We consider the problem of minimizing the index of coincidence of a joint distribution under fixed marginal constraints. This objective is motivated by several applications in information theory, where the index of coincidence naturally arises. A closed-form solution is known when the marginals satisfy a strong feasibility condition, but this condition is rarely met in practice. We first show that the measure of the set of marginals for which condition applies vanishes as the dimension grows. We then characterize the structure of the optimal coupling in the general case, proving that it exhibits a monotone staircase of zero entries. Based on this structure, we propose an explicit iterative construction and prove that it converges in finitely many steps to a minimizer.

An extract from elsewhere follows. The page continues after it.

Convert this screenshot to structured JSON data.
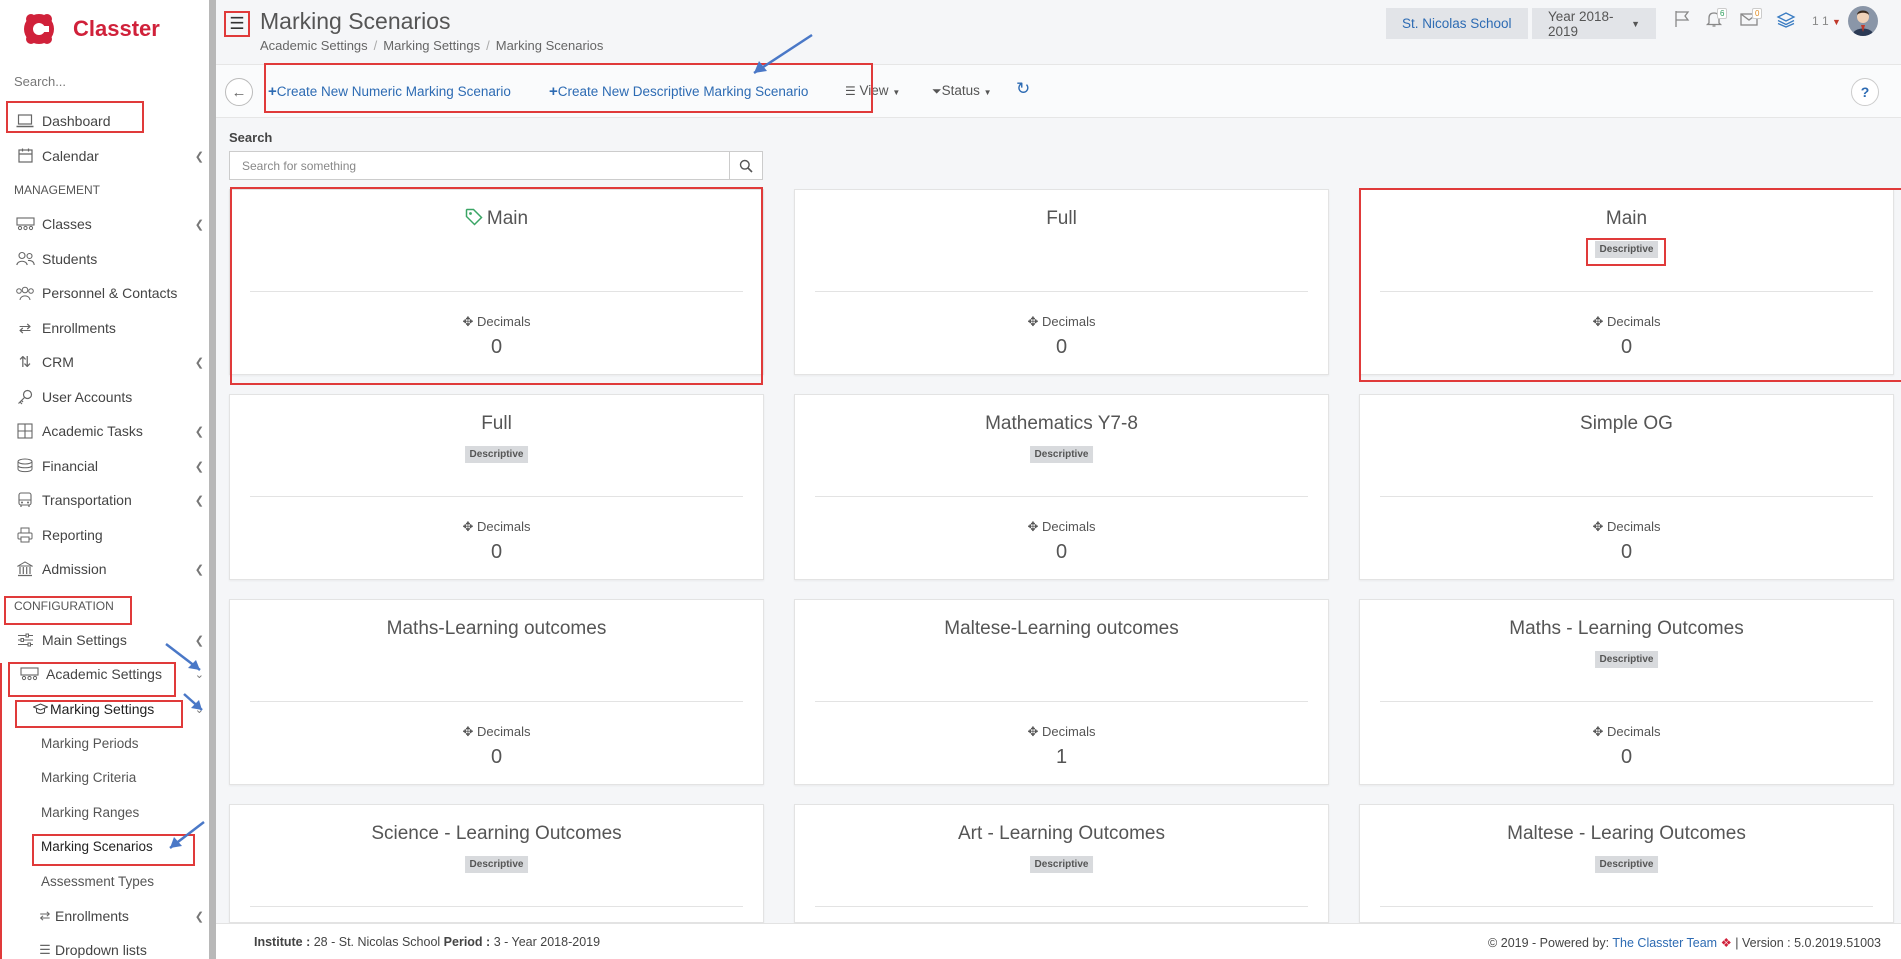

Main result of the paper is a complete constructive solution of index-of-coincidence minimization.

翻译：本文研究在固定边际约束条件下最小化联合分布重合指数的问题。该目标源于信息论中的若干应用场景，其中重合指数自然出现。当边际满足强可行性条件时，存在闭式解，但该条件在实践中极少满足。我们首先证明，满足该条件的边际集合的测度随维度增长而趋于零。随后，我们在一般情形下刻画了最优耦合的结构，证明其呈现出具有单调阶梯状零元的结构。基于此结构，我们提出了一种显式迭代构造方法，并证明该方法可在有限步内收敛到最小化解。本文的主要成果是给出了重合指数最小化问题的完整构造性解法。